L'austérité budgétaire a causé de la frustration chez les espions canadiens, qui se sont plaints de «l'inconsistance» dans la rémunération des heures supplémentaires passées à traquer les terroristes ou les agents étrangers ces dernières années.

En vertu de la Loi sur l'accès à l'information, La Presse a obtenu une note à ce sujet, datée de septembre 2012. La missive avait été envoyée à tous les gestionnaires du Service canadien de renseignement de sécurité (SCRS) par l'ancien directeur de l'organisme, Richard B. Fadden, sous le titre Élimination du Black book.
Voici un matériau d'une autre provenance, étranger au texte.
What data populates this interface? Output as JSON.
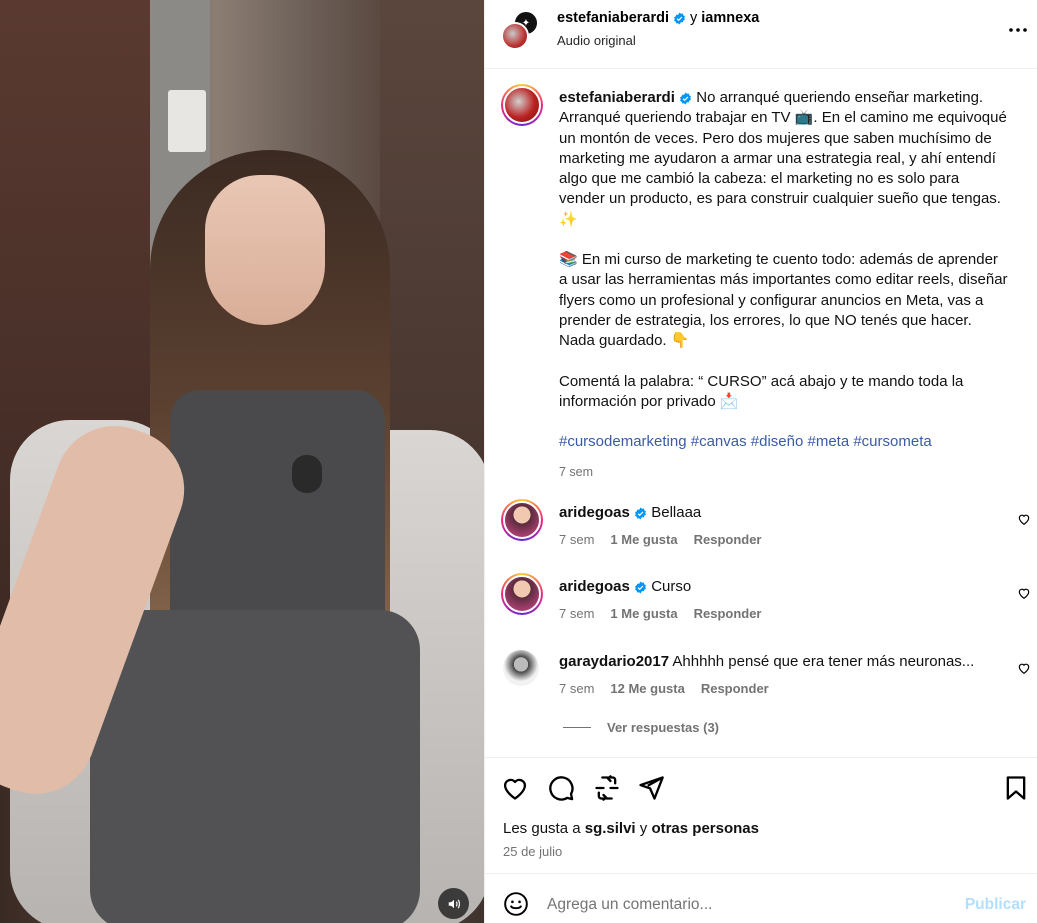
{
  "header": {
    "user1": "estefaniaberardi",
    "connector": "y",
    "user2": "iamnexa",
    "subtitle": "Audio original"
  },
  "caption": {
    "user": "estefaniaberardi",
    "para1": "No arranqué queriendo enseñar marketing. Arranqué queriendo trabajar en TV 📺. En el camino me equivoqué un montón de veces. Pero dos mujeres que saben muchísimo de marketing me ayudaron a armar una estrategia real, y ahí entendí algo que me cambió la cabeza: el marketing no es solo para vender un producto, es para construir cualquier sueño que tengas. ✨",
    "para2": "📚 En mi curso de marketing te cuento todo: además de aprender a usar las herramientas más importantes como editar reels, diseñar flyers como un profesional y configurar anuncios en Meta, vas a prender de estrategia, los errores, lo que NO tenés que hacer. Nada guardado. 👇",
    "para3": "Comentá la palabra: “ CURSO” acá abajo y te mando toda la información por privado 📩",
    "tags": "#cursodemarketing #canvas #diseño #meta #cursometa",
    "time": "7 sem"
  },
  "comments": [
    {
      "user": "aridegoas",
      "verified": true,
      "text": "Bellaaa",
      "time": "7 sem",
      "likes": "1 Me gusta",
      "reply": "Responder"
    },
    {
      "user": "aridegoas",
      "verified": true,
      "text": "Curso",
      "time": "7 sem",
      "likes": "1 Me gusta",
      "reply": "Responder"
    },
    {
      "user": "garaydario2017",
      "verified": false,
      "text": "Ahhhhh pensé que era tener más neuronas...",
      "time": "7 sem",
      "likes": "12 Me gusta",
      "reply": "Responder"
    }
  ],
  "replies_label": "Ver respuestas (3)",
  "likes": {
    "prefix": "Les gusta a",
    "user": "sg.silvi",
    "mid": "y",
    "others": "otras personas"
  },
  "date": "25 de julio",
  "add_comment": {
    "placeholder": "Agrega un comentario...",
    "publish": "Publicar"
  },
  "colors": {
    "verified": "#0095f6",
    "hashtag": "#3a5ba5",
    "publish_disabled": "#b2dffc",
    "muted": "#737373"
  },
  "icons": [
    "more-icon",
    "verified-icon",
    "heart-icon",
    "comment-icon",
    "share-icon",
    "send-icon",
    "bookmark-icon",
    "emoji-icon",
    "speaker-icon"
  ]
}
Le terme «Black book» référait aux carnets dans lesquels les cadres comptabilisaient les heures supplémentaires travaillées par leurs agents secrets.

Plutôt que de les déclarer officiellement au service des ressources humaines, qui aurait alors dû les payer à «temps et demi» ou à «temps double», selon le contexte, ils prenaient un arrangement informel avec l'employé, qui rentrait au travail un peu plus tard ou partait un peu plus tôt au cours des jours suivants.

Les heures pouvaient ainsi être payées au taux simple de un pour un. Une économie considérable.

Nouvel environnement fiscal

Dans sa note, le directeur reconnaissait que «travailler dans un nouvel environnement fiscal de réduction des coûts, tout en remplissant efficacement notre mandat, peut créer des défis quotidiens» comme ceux-là.

M. Fadden ajoutait toutefois que des commentaires négatifs avaient été reçus lors de tables rondes et sondages internes. Des employés «continuent d'être préoccupés par l'application inconsistante de la politique sur les heures supplémentaires à travers le service», observait-il.

Le grand patron a donc exigé que toutes les heures supplémentaires travaillées soient maintenant compensées, en congés ou en argent, en suivant les procédures officielles. «Je m'attends aussi à ce que tous les gestionnaires avisent clairement leur personnel que le "black booking" n'est plus une pratique acceptée au sein du Service», disait-il, en espérant que les sondages futurs reflètent une amélioration de la satisfaction des employés.

Le SCRS dit ne pas détenir d'autres documents pouvant être divulgués à ce sujet. De son côté, Dave Charland, un agent qui a quitté le SCRS en juillet dernier, affirme que le paiement des heures est demeuré un enjeu délicat même après l'envoi de cette note.

«Je sais que le temps supplémentaire, ça ne peut pas être un buffet à volonté. Mais ça choquait le monde et ce n'était pas anecdotique. Quand on en demandait, c'était systématiquement refusé. Le seul moment où ils acceptaient de payer, c'était quand ils nous appelaient pour nous forcer à rentrer au travail. Mais quand, dans le cadre de nos enquêtes, on se retrouvait à rencontrer des sources plusieurs soirs par semaine, ils nous disaient de nous arranger comme on pouvait», dit-il.

- Avec la collaboration de William Leclerc

Salaire des agents secrets

• Agent de renseignement: 50 000 à 80 000$ par an.

• Agent de filature: 58 000$ à 71 000$ par an.

• Agent technique (spécialiste en technologies): 66 000$ à 91 000$ par an.

Réductions budgétaires

L'année 2012-2013 a été une année charnière au SCRS, avec une diminution du budget, qui est passé d'environ 540 millions à 521 millions. Le budget a encore été réduit jusqu'à 513 millions pour 2013-2014.